8.     Sole Agreement. This Agreement constitutes the entire agreement between the Parties with respect to the subject matter hereof and will supersede all previous proposals, both oral and written, negotiations, representations, commitments, writings, meetings and all other communication between the Parties, with respect to the Services. Client acknowledges that it is entering into this Agreement solely on the basis of the representations contained herein. The terms of this Agreement are confidential and will not be disclosed by Client or by any agent of Client to any third party without CBSA’s express written consent. Other than as provided in this Agreement, this Agreement may not be released, discharged, changed, amended or modified except by an instrument in writing duly signed by all Parties. Neither the course of conduct between parties nor trade practice will act to modify any provision of this Agreement.

9.     Testimonials. Client grants to CBSA an irrevocable, royalty-free right to display and publish Client’s name, likeness or logo and/or any Client testimonial about the Program in CBSA’s marketing materials, website, social media or in any other medium that CBSA determines in its sole and absolute discretion.

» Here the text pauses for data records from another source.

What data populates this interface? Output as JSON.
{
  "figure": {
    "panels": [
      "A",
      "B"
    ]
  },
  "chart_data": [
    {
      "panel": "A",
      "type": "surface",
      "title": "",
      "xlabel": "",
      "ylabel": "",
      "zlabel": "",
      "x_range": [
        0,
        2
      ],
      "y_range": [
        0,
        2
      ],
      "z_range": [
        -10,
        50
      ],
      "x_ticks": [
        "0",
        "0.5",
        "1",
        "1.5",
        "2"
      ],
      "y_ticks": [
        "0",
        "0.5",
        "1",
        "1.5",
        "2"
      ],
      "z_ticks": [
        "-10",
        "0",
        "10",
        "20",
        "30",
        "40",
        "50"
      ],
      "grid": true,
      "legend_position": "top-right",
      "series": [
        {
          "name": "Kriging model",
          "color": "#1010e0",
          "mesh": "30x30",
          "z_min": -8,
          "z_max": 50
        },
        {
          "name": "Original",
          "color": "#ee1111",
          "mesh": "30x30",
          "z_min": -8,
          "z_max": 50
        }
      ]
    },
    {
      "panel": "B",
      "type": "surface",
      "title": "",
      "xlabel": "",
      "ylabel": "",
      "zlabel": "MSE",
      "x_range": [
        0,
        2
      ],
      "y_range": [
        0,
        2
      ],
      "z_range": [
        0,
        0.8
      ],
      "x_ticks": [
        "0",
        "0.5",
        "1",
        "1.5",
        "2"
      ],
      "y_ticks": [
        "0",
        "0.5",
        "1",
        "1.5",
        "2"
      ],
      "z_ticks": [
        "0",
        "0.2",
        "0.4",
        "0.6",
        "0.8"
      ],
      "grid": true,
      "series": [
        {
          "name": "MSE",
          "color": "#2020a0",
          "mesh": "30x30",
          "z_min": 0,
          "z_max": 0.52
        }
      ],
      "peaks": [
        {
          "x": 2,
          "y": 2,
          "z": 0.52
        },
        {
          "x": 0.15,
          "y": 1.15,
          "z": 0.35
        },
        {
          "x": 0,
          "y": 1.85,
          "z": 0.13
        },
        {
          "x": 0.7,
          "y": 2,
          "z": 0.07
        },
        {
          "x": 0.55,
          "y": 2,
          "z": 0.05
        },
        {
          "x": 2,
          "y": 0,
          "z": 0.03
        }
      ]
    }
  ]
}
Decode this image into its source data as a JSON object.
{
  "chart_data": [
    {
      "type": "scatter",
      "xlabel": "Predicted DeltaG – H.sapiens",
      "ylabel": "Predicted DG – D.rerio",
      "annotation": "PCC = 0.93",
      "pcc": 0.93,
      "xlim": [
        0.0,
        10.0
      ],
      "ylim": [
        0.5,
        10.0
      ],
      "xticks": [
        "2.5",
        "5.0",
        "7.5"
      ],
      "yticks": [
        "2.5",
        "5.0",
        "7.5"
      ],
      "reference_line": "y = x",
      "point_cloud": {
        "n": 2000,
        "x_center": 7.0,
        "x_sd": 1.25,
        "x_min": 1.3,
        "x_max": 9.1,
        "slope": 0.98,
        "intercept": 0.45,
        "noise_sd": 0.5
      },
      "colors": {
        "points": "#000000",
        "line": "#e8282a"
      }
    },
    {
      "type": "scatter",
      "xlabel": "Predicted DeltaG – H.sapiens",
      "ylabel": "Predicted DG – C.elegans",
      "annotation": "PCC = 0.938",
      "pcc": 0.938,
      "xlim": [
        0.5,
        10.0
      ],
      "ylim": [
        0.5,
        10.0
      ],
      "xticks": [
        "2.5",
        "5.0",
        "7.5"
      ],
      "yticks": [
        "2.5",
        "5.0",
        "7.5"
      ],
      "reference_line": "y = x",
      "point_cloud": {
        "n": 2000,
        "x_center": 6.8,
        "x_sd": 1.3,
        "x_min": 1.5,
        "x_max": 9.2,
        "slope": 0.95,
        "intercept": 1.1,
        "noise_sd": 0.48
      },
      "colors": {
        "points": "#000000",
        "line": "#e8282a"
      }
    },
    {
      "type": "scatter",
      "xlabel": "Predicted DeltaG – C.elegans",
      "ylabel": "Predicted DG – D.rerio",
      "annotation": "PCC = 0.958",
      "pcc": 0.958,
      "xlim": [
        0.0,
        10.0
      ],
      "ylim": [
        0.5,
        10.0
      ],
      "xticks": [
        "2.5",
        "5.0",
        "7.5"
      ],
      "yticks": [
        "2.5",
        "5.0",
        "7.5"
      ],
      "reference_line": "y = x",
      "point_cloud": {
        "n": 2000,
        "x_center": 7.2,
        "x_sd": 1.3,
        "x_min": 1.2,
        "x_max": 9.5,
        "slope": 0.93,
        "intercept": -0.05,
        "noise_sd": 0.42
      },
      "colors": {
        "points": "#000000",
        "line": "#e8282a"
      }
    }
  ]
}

10.  Headings & Interpretation. The headings or titles of the various paragraphs of this Agreement are inserted merely for the purpose of convenience and do not expressly or by implication or intention, limit, define, extend or affect the meaning or interpretation of this Agreement or the specific terms or text of the section so designated. In the event any claim is made by any Party relating to any conflict, omission or ambiguity in this Agreement, no presumption or burden of proof or persuasion will be implied by virtue of the fact that this Agreement was prepared by or at the request of a particular Party or his or her counsel.

11.  Miscellaneous. Client acknowledges that this Agreement is non-transferable and that none of these rights may be transferred, assigned or distributed by Client to any third party. CBSA has the right to freely assign this Agreement and its rights under this Agreement.